Sammlung der Entscheidungen des Schweizerischen Bundesgerichts
Collection des arrêts du Tribunal fédéral suisse
Raccolta delle decisioni del Tribunale federale svizzero

BGE 85 IV 121



85 IV 121

31. Auszug aus dem Urteil des Kassationshofes vom 15. September 1959
i.S. Kolb gegen Staatsanwaltschaft des Kantons Zürich. Regeste

    Art. 41 Ziff. 3 Abs. 1 StGB. Die Täuschung des richterlichen Vertrauens
setzt nicht voraus, dass die neue Verfehlung und die strafbare Handlung,
für welche der bedingte Strafvollzug gewährt worden ist, von gleicher Art
seien, auch nicht, dass die Schwere der neuen Verfehlung zu derjenigen
der früheren Straftat in einem angemessenen Verhältnis stehe.
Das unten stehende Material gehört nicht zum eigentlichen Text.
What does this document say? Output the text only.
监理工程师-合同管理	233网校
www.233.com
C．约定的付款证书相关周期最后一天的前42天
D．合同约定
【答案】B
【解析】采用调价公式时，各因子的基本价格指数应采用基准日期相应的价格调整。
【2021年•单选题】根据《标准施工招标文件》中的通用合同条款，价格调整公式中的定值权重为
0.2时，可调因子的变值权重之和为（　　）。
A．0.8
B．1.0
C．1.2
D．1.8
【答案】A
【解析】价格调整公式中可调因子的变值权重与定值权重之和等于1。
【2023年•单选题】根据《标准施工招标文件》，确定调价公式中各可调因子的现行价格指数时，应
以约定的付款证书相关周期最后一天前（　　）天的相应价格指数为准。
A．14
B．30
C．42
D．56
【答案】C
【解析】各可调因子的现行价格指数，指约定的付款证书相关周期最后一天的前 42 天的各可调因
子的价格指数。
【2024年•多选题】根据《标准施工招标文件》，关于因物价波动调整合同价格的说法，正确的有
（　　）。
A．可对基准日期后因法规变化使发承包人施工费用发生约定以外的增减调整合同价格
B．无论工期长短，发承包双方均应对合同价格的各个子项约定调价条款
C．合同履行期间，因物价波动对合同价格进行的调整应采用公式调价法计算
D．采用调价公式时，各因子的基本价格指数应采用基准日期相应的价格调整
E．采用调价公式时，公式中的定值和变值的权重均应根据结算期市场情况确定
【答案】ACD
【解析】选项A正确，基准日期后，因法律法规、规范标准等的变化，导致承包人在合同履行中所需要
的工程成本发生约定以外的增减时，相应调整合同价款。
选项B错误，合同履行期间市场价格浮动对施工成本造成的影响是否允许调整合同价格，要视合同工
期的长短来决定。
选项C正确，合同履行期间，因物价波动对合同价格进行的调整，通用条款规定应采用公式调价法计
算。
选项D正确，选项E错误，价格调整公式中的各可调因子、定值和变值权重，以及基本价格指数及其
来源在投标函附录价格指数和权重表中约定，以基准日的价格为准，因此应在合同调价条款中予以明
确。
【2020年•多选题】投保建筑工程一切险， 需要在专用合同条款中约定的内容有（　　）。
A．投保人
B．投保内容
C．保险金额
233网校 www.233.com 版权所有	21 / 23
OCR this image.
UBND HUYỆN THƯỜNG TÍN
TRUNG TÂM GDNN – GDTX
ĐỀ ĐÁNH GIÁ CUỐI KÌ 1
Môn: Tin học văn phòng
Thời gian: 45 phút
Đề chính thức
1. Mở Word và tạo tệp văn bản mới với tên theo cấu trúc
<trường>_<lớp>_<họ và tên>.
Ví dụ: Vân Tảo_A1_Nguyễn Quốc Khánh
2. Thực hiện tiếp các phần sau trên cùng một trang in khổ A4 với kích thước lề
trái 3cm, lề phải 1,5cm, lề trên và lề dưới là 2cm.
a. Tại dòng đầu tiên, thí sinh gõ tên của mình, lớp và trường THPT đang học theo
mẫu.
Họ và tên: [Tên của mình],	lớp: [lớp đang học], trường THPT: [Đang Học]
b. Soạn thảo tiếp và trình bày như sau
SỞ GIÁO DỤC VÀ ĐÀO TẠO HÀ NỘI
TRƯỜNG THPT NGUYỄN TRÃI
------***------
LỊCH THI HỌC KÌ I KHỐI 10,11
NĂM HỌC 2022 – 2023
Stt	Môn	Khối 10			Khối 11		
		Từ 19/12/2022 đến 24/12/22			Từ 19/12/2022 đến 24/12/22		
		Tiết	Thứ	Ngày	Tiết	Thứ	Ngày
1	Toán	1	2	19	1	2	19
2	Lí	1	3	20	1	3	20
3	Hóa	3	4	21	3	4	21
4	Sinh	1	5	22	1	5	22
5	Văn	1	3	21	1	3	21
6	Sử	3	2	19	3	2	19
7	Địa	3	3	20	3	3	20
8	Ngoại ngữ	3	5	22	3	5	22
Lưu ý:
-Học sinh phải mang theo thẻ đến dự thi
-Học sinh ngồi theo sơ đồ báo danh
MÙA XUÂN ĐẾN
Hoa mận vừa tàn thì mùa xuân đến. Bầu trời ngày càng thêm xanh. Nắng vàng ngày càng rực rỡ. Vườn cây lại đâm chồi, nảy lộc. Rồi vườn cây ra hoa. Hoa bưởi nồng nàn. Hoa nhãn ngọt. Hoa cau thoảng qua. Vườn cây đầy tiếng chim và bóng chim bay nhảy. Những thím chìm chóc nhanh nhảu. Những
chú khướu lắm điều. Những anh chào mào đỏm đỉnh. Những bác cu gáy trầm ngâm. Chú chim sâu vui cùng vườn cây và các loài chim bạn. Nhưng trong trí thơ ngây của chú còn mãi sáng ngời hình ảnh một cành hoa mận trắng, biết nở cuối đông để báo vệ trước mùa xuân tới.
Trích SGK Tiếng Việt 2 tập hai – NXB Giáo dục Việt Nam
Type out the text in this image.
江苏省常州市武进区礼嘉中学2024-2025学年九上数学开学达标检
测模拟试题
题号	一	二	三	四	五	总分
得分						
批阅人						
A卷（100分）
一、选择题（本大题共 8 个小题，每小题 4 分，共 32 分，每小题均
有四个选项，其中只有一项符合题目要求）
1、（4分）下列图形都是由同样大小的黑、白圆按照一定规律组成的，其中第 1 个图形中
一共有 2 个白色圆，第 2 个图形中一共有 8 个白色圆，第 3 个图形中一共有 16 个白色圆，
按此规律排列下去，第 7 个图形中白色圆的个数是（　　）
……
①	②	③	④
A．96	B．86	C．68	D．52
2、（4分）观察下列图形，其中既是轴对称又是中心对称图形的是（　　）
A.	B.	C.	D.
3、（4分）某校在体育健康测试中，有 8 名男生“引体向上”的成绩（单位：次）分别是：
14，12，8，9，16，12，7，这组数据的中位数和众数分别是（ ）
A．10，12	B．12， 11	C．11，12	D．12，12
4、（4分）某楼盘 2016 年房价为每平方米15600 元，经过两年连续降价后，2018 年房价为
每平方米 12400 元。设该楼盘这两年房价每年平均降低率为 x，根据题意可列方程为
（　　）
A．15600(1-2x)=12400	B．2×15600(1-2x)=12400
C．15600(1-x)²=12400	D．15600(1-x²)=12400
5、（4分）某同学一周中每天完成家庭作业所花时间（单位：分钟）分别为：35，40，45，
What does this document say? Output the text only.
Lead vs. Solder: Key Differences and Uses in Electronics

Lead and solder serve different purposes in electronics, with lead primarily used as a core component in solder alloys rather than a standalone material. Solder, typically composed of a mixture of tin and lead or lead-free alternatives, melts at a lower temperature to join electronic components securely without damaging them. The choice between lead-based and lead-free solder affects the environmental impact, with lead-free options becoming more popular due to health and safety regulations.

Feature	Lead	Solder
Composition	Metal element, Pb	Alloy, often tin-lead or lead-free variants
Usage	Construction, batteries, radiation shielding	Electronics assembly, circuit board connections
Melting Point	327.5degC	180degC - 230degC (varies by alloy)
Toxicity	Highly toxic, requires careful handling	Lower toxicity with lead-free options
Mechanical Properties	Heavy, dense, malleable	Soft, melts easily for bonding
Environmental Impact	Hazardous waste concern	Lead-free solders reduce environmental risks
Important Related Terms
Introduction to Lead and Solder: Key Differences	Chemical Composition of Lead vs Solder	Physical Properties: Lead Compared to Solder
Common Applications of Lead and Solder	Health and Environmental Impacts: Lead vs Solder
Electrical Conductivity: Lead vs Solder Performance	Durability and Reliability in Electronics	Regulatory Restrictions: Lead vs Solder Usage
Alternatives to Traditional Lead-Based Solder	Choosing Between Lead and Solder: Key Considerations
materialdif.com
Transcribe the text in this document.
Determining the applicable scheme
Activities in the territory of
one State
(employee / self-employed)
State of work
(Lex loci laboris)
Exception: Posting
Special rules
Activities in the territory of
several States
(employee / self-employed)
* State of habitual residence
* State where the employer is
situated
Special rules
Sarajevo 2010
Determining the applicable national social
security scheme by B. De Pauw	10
Auszug aus den Erwägungen:

    Das Gesetz verlangt in Art. 41 Ziff. 3 Abs. 1 StGB nicht bloss, dass
der unter Bewährungsprobe stehende Verurteilte vorsätzlich weder ein
Verbrechen noch ein Vergehen verübe, sondern es fordert darüber hinaus,
dass er sich allgemein des bedingten Strafvollzuges würdig erweise,
d.h. dass er das in ihn gesetzte Vertrauen, er werde sich wohlverhalten,
auch durch leichtere Verfehlungen, namentlich durch Übertretungen und
fahrlässig begangene Delikte, nicht täusche. Das Wohlverhalten, das
erwartet wird, muss sich entgegen der Auffassung des Beschwerdeführers
auf sämtliche Lebensgebiete erstrecken. Getäuscht ist das richterliche
Vertrauen auch dann, wenn die während der Probezeit begangene Verfehlung
zu einem andern Lebensbereich gehört als die strafbare Handlung, für
die der bedingte Strafvollzug gewährt worden ist. So wird beim Dieb oder
Betrüger nicht nur vorausgesetzt, dass er sich an fremdem Eigentum nicht
mehr verfehle, sondern ebensosehr, dass er auch auf sittlichem und anderen
Gebieten nicht mehr strafbar werde. Dementsprechend muss nach Art. 41
Ziff. 1 Abs. 2 schon bei der Gewährung des bedingten Strafvollzuges die
Erwartung gerechtfertigt sein, der Täter werde durch die Warnungsstrafe von
weiteren Verbrechen und Vergehen schlechthin abgehalten, nicht bloss von
Strafhandlungen, für welche die Massnahme zugebilligt wird. Und ebenso
müssen bei der Beurteilung dieser Voraussage ausser den Tatumständen
das gesamte frühere Verhalten und der Charakter des Täters als Ganzes
berücksichtigt werden, nicht nur diejenigen Charaktereigenschaften
und früheren Handlungen, die mit der zu beurteilenden Tat sachlich im
Zusammenhange stehen.

    Ebensowenig kann dem Beschwerdeführer darin zugestimmt werden, dass
eine Täuschung des richterlichen Vertrauens nur vorliege, wenn die Schwere
des neuen Fehltrittes zu derjenigen der früheren Straftat in Relation
stehe. Ein solches Erfordernis würde auf eine nicht gerechtfertigte
Privilegierung derjenigen Verurteilten hinauslaufen, die sich besonders
schwer vergangen haben. Je schwerer die Tat war, für die der bedingte
Strafvollzug gewährt wurde, umsomehr ist dem Täter zuzumuten, dass er
sich künftig auch vor weniger schweren Verfehlungen hüte.